The Law of Nations Book 1 Section 244 — Everything in the political society ought to tend to the good of the community; and since even the persons of the citizens are subject to this rule, their property cannot be excepted. The state could not subsist, or constantly administer the public affairs in the most advantageous manner, if it had not a power to dispose occasionally of all kinds of property subject to its authority. …When therefore the people confer the empire on any one, they at the same time invest him with the eminent domain, unless it be expressly reserved.

The Law of Nations Book 2 Section 81 — The property of the citizens is the property of the nation, with respect to foreign nations. Even the property of the individuals is, in the aggregate, to be considered as the property of the nation, with respect to other states. It, in some sort, really belongs to her, from the right she has over the property of her citizens, because it constitutes a part of the sum total of her riches, and augments her power. She is interested in that property by her obligation to protect all her members. In short, it cannot be otherwise, since nations act and treat together as bodies in their quality of political societies, and are considered as so many moral persons. All those who form a society, a nation being considered by foreign nations as constituting only one whole, one single person, — all their wealth together can only be considered as the wealth of that same person. And this is to true, that each political society may, if it pleases, establish within itself a community of goods, as Campanella did in his republic of the sun. Others will not inquire what it does in this respect: its domestic regulations make no change in its rights with respect to foreigners nor in the manner in which they ought to consider the aggregate of its property, in what way soever it is possessed.

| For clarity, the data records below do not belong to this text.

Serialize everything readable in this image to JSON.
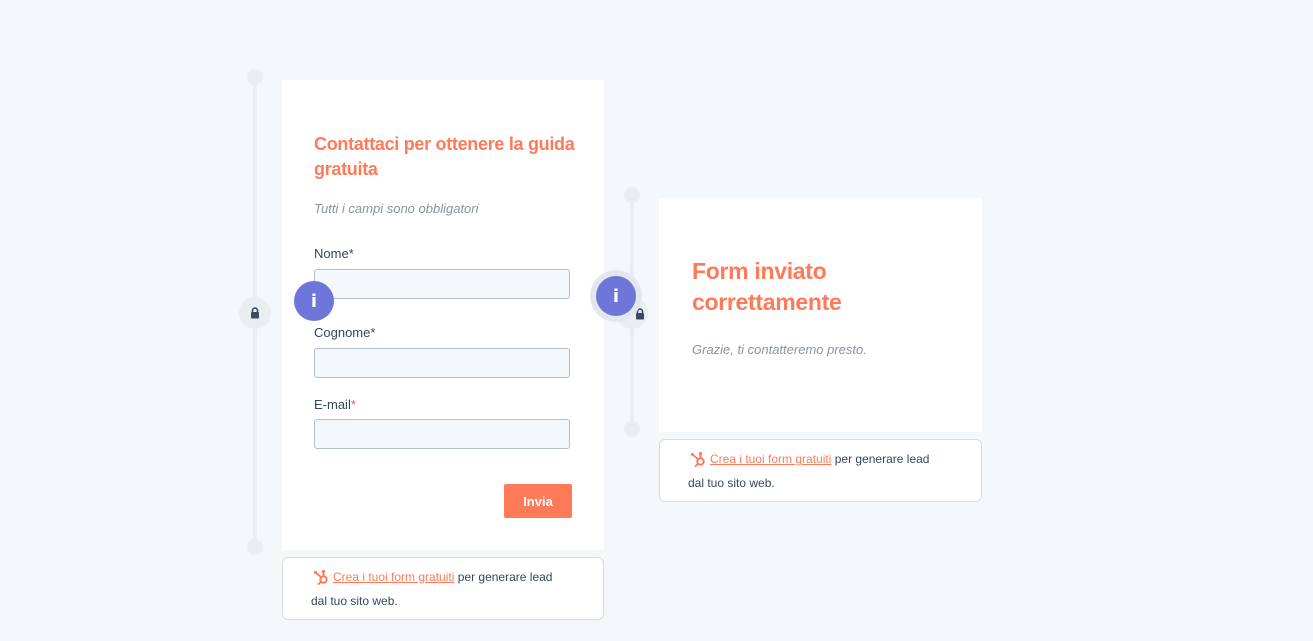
{
  "form": {
    "title_line1": "Contattaci per ottenere la guida",
    "title_line2": "gratuita",
    "required_note": "Tutti i campi sono obbligatori",
    "fields": [
      {
        "label": "Nome",
        "required_mark": "*"
      },
      {
        "label": "Cognome",
        "required_mark": "*"
      },
      {
        "label": "E-mail",
        "required_mark": "*"
      }
    ],
    "submit_label": "Invia"
  },
  "confirmation": {
    "title_line1": "Form inviato",
    "title_line2": "correttamente",
    "message": "Grazie, ti contatteremo presto."
  },
  "footer": {
    "link_text": "Crea i tuoi form gratuiti",
    "text_after_link": " per generare lead",
    "line2": "dal tuo sito web."
  },
  "badges": {
    "info_glyph": "i",
    "icons": [
      "lock-icon",
      "info-icon",
      "hubspot-sprocket-icon"
    ]
  },
  "colors": {
    "accent": "#ff7a59",
    "info": "#6f76d9",
    "text": "#33475b",
    "background": "#f5f8fa"
  }
}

The Law of Nations Book 2 Section 82 — A consequence of this principle. By an immediate consequence of this principle, if one nation has a right to any part of the property of another, she has an indiscriminate right to the property of the citizens of the latter nation until the debt be discharged. This maxim is of great use, as shall hereafter be shown.


“I’m diving into an exciting exploration of the ‘Territorial Nation Model’ through my series on ‘The Birth of a New Nation.’ And let me be clear — I’m not throwing shade at the United States or any other similar Territorial Nation. What I am thrilled to highlight is that these nations align well with their citizens, that these nations and their citizens are in perfect mutual congruity, but there may be individuals seeking a different identity within these borders. This is why I’m passionately advocating for potentially groundbreaking concepts: the formation of entirely new nations that better reflect the diverse tapestry of identities. It’s not just about critique; it’s about transformation and the thrilling possibility of redefining nationhood to embrace a new paradigm!”